M. Paul Vannier, rapporteur. Je reviendrai sur vos échanges avec le ministre Jean-Michel Blanquer, à qui vous avez en effet adressé deux courriers en 2019. Ma question était néanmoins très précise et concernait vos relations avec le préfet du Nord. Lui avez-vous demandé, comme le code de l’éducation le permet, de rompre le contrat d’association du lycée Averroès ?
M. Xavier Bertrand. Il a pris ses responsabilités. Je crois d’ailleurs que le préfet du Nord de l’époque vous a répondu lors de son audition, quand la question lui a été posée de savoir si cette décision avait été prise à son initiative ou à celle du ministère.
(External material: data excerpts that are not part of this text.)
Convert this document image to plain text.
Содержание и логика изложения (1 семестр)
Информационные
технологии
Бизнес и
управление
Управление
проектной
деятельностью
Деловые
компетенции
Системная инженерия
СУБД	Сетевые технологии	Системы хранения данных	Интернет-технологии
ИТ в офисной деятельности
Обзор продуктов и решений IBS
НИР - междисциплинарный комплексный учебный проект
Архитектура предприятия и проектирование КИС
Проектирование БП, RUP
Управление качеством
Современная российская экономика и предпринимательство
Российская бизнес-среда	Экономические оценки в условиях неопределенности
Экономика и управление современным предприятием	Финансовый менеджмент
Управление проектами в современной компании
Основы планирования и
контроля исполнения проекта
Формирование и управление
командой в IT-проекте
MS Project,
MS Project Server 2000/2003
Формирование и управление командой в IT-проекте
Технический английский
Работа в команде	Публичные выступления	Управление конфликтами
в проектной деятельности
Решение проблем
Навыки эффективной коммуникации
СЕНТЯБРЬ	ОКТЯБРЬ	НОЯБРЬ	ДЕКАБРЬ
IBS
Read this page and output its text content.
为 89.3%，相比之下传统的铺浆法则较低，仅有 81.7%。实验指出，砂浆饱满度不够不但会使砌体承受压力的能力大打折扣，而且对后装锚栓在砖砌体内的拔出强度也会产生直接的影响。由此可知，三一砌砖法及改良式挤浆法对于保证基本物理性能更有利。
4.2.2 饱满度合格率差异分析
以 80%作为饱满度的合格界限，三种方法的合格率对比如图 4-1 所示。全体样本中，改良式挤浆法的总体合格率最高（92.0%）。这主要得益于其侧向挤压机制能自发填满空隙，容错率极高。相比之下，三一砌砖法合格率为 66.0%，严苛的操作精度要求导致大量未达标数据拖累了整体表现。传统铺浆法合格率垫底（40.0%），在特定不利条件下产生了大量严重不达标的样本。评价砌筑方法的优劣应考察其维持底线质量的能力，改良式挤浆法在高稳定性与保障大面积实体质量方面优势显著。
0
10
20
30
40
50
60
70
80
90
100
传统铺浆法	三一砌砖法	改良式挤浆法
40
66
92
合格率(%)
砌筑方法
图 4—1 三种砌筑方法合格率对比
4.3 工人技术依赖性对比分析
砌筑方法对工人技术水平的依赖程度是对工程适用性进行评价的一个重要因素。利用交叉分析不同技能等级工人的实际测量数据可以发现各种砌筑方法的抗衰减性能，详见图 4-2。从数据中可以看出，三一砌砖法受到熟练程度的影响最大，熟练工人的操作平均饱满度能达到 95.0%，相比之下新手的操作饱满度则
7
M. Paul Vannier, rapporteur. Tout à fait. Il nous a indiqué que la décision avait été prise à son initiative. Lors d’une conférence de presse, le ministre de l’intérieur actuel, M. Retailleau, a toutefois tenu des propos qui laissent penser exactement le contraire.
L’intérêt de ces auditions sous serment est de pouvoir interroger tous les acteurs et de leur poser directement nos questions.
Avant 2023 – donc avant la rupture du contrat d’association –, vous aviez assumé des actes politiques forts vis-à-vis du lycée Averroès. En tant que président du conseil régional, vous aviez en effet décidé de suspendre le versement du forfait d’externat, qui est pourtant une dépense obligatoire. Vous avez d’ailleurs été condamné plusieurs fois par le tribunal administratif pour cette raison.
D’une certaine façon, suspendre le versement du forfait d’externat revient à rompre le contrat d’association, qui garantit théoriquement un financement de la part de la région. Pourquoi n’êtes-vous pas allé au bout de votre logique en demandant au préfet, comme le code de l’éducation vous le permettait, de rompre officiellement ce contrat ?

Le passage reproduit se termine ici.